The July 14 launch with six Orbcomm communications satellites showed video of key milestones in the descent, such as two ignitions of the first stage to slow down the rocket.
In other news, an Atlas 5 rocket carrying DigitalGlobe’s WorldView-3 satellite, the most powerful Earth-imaging satellite yet for the commercial market, blasted off from California last Wednesday, by rocket-builder United Launch Alliance, a forced marriage between Lockheed Martin and Boeing.
WorldView-3 features a state-of-the-art multi-spectral imaging system, a high-speed data downlink operating at 1.2 gigabits per second and control moment gyroscopes that will allow ground controllers to quickly re-orient the spacecraft for on-demand observations. From an altitude of nearly 400 miles it will be able to image the entire planet as it rotates below. The satellite is capable of seeing objects just 25cm (10 inches) across and was launched by a Russian-built RD-180 first-stage engine.

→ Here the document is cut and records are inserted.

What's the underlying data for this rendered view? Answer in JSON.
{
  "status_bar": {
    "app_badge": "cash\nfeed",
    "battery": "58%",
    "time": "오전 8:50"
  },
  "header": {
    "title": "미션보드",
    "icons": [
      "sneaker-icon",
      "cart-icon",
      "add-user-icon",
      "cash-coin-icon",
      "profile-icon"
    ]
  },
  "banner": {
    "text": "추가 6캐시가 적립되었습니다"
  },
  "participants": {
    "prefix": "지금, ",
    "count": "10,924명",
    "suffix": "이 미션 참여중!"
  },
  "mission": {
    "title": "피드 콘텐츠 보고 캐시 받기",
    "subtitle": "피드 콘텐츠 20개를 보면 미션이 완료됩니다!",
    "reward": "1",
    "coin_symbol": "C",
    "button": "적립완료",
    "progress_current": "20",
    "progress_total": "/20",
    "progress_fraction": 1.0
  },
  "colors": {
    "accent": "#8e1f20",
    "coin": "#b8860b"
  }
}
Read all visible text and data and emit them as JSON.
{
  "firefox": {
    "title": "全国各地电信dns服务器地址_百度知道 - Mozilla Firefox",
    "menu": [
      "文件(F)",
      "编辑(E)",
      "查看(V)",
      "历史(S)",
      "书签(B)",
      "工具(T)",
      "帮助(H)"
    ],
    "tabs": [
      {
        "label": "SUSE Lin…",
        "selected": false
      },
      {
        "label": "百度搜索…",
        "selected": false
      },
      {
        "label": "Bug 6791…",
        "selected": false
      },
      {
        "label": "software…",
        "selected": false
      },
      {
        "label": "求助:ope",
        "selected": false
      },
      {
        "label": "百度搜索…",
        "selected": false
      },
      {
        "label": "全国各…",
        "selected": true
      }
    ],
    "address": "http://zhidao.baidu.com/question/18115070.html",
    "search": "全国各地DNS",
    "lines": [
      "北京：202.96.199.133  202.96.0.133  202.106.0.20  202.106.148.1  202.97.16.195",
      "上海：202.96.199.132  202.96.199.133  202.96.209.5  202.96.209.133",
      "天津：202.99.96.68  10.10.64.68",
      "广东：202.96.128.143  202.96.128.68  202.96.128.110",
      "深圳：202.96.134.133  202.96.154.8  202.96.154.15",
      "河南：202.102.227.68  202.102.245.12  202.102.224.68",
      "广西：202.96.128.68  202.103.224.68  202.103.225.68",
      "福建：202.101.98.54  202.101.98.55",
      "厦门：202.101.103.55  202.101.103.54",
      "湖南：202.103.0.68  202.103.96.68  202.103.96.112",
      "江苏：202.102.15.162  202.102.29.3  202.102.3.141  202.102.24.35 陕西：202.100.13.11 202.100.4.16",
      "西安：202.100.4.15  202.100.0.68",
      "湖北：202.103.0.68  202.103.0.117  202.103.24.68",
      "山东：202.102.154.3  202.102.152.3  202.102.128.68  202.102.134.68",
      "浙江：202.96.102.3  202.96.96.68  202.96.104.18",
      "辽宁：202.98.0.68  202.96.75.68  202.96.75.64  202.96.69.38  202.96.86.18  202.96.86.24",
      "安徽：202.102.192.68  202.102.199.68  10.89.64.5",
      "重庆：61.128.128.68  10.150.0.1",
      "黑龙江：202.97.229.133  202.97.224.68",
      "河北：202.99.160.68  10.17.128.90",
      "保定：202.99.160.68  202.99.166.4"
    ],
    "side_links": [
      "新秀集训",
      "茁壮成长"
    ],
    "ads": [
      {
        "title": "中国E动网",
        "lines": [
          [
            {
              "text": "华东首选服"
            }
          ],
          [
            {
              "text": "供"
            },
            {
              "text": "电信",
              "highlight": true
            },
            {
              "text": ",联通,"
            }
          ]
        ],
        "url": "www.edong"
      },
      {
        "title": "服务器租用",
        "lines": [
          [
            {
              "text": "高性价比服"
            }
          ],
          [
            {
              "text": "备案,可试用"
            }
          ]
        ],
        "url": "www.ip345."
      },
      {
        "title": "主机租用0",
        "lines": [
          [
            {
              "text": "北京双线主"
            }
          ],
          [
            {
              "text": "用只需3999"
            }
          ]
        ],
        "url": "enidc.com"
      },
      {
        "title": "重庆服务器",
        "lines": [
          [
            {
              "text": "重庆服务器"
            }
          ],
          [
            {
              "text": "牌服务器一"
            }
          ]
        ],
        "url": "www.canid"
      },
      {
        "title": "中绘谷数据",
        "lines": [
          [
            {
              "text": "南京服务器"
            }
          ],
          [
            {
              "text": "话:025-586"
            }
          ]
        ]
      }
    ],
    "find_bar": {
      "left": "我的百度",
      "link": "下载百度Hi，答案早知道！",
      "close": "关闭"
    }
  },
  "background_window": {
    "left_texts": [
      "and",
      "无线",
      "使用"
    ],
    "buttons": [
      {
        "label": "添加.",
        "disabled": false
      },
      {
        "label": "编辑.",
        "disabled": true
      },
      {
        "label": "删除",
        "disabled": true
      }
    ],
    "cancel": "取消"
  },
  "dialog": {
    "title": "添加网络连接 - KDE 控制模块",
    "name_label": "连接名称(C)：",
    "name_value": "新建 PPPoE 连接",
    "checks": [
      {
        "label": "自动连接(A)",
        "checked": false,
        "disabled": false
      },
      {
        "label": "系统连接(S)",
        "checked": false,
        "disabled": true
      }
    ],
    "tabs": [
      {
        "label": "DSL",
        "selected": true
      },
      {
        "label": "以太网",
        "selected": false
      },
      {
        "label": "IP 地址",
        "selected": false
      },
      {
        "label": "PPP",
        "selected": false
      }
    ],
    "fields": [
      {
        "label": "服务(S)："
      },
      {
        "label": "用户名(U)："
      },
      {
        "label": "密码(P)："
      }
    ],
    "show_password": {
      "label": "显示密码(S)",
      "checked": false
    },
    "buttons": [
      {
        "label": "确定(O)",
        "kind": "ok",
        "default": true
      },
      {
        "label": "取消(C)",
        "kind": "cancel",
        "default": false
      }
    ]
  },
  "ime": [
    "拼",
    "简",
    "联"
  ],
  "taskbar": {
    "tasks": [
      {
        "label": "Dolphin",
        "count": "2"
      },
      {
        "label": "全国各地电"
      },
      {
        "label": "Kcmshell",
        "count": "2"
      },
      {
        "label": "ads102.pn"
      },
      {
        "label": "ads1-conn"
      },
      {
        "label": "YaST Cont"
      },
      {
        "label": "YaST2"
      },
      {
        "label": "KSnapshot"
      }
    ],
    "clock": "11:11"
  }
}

The US Commerce Department, which licenses American commercial satellite imagery providers, says DigitalGlobe must wait six months before putting out any 31cm products. Previously, DigitalGlobe was only licensed to sell images with a resolution below 50 cm to the US military.
Its main competitor in Europe is Airbus Defence and Space, which have various satellites that can capture 70cm imagery (re-sampled to 50cm) with its Pleiades-HR Optical Imaging Constellation. Pléiades 1A and Pléiades 1B provide coverage of Earth’s surface with a repeat cycle of 26 days.
China will launch Gaofen-2 this year, the 2nd of five or six satellites to be launched for 1 meter Earth observation before 2016.
Then there is a raft of smaller operators with systems that generally work at 1m and above, with one or two now providing satellite video as well.
Planet Labs, another San Francisco venture, has a “flock” of 28 nano-satellite imagers in orbit. The 28 satellites that make up Planet Lab’s Flock 1 were carried aboard Orbital Sciences’ robotic Cygnus vessel on a run to the space station. All 28 satellites orbit at an altitude of 400 kilometers, powered by solar panels. CubeSats allow scientists to measure multiple data points that would be unobtainable otherwise.
Satellite fleet operator SES has ordered its first high-throughput satellite. SES-12, recently ordered from Airbus, is scheduled for launch in late 2017 to SES’s 95 degrees east slot covering the Asia-Pacific region, with 14 gigahertz of spot-beam capacity — 70 Ku-band beams and 11 Ka-band beams. NSR’s newly released UltraHD via Satellite, 2nd Edition, forecasts over 820 channels of UltraHD content via Satellite by 2025, with Direct to Home (DTH) leading the charge.
A pair of covertly developed inspector satellites to monitor activities in geosynchronous orbit for U.S. Strategic Command blasted were launched on July 28th. The mission is scheduled to last one year.
Some 170 countries now have at least one satellite of their own and 11 nations have the capability to launch a spacecraft into orbit, said commander Gen. William Shelton, adding that with space launch also comes missile technology and the potential for anti-satellite shootdowns.
Presumably, the actual mission of the Angels Satellites is to blow up stuff. Not that any Lockheed, Boeing or retired military would personally benefit from any “space war”. After all, they appear to be on the same side as the Russians.